Lodi Township is a township in Mower County, Minnesota, in the United States. As of the 2000 census, the township population was 249. The largest town contained within the township is Taopi with 93 people. The remainder of the township is unincorporated area.

==History==
Almond Fryer settled on the banks of the Upper Iowa River in section 14 of the township in 1855. The name at the time of surveying was Lodi, but when the township was organized in February 1874 it was called "Belleview," as was the railroad station. Lodi, Italy, the namesake of the township, is a town in Lombardy made famous by a battle that Napoleon fought there. At the organizing meeting, the people of the township re-adopted the name Lodi and elected a moderator, a clerk, three judges of the election, a chairman, two supervisors, a treasurer, two justices of the peace, and two constables. The current village of Taopi was started as a corporation in 1875.

==Geography==
According to the United States Census Bureau, the township has a total area of 35.6 square miles (92.3 km^{2}), all land.

==Demographics==
As of the census of 2000, there were 249 people, 85 households, and 73 families residing in the township. The population density was 7.0 PD/sqmi. There were 85 housing units at an average density of 2.4 /sqmi. The racial makeup of the township was 97.99% White, 1.20% African American, and 0.80% from two or more races. Hispanic or Latino of any race were 0.40% of the population.

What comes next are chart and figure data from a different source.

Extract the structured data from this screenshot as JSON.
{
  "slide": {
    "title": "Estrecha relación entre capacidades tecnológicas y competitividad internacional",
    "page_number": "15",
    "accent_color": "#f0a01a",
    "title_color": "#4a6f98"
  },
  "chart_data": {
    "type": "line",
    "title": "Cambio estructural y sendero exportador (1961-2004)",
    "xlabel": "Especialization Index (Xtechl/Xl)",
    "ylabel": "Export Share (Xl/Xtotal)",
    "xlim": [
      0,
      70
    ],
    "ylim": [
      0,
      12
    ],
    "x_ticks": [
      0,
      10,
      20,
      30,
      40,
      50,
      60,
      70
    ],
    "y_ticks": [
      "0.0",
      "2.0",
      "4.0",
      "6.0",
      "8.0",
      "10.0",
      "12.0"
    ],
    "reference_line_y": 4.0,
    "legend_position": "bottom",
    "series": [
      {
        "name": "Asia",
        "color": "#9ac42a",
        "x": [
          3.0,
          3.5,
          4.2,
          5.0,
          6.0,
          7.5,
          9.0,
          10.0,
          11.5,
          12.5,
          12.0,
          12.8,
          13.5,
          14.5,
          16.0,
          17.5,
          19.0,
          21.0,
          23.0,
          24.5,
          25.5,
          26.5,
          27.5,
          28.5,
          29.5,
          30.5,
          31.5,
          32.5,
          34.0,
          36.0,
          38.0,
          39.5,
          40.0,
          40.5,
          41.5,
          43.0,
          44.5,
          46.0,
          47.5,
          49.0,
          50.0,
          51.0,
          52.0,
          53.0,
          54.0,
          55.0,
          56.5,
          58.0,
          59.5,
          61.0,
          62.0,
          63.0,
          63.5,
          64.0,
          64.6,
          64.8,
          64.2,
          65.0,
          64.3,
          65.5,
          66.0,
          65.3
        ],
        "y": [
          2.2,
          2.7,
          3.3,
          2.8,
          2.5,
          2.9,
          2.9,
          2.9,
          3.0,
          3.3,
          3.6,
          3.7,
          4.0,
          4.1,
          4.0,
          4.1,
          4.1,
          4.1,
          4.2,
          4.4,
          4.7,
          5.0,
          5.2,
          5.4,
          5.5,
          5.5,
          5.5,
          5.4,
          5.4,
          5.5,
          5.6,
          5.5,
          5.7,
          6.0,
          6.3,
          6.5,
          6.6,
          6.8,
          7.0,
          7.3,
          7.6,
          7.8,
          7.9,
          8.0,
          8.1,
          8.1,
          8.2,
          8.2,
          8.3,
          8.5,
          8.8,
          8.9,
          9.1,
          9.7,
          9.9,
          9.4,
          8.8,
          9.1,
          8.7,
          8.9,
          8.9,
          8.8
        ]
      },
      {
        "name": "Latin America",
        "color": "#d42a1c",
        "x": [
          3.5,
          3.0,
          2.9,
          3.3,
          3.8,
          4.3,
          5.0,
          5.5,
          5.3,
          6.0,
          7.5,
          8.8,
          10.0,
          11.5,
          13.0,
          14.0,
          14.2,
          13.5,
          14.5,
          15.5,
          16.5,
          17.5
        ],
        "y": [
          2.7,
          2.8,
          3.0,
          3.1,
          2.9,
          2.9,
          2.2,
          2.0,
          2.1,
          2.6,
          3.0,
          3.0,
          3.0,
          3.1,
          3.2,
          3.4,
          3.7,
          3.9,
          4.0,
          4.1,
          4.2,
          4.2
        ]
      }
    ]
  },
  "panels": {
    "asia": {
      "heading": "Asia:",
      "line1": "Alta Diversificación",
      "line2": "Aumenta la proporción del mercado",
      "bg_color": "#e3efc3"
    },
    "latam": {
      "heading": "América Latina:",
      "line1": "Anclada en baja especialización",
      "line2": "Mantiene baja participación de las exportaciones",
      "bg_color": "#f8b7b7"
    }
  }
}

There were 85 households, out of which 35.3% had children under the age of 18 living with them, 78.8% were married couples living together, 2.4% had a female householder with no husband present, and 14.1% were non-families. 14.1% of all households were made up of individuals, and 4.7% had someone living alone who was 65 years of age or older. The average household size was 2.93 and the average family size was 3.19.

In the township the population was spread out, with 29.7% under the age of 18, 7.2% from 18 to 24, 27.3% from 25 to 44, 20.9% from 45 to 64, and 14.9% who were 65 years of age or older. The median age was 38 years. For every 100 females, there were 114.7 males. For every 100 females age 18 and over, there were 110.8 males.

The median income for a household in the township was $45,179, and the median income for a family was $45,714. Males had a median income of $28,125 versus $21,771 for females. The per capita income for the township was $17,504. About 11.8% of families and 12.3% of the population were below the poverty line, including 14.1% of those under the age of eighteen and 13.9% of those 65 or over.

==Cemetery==
- Taopi Cemetery is located in the southeast corner of the southeast quadrant of section 9 of the township. Its oldest known burial dates to 1877.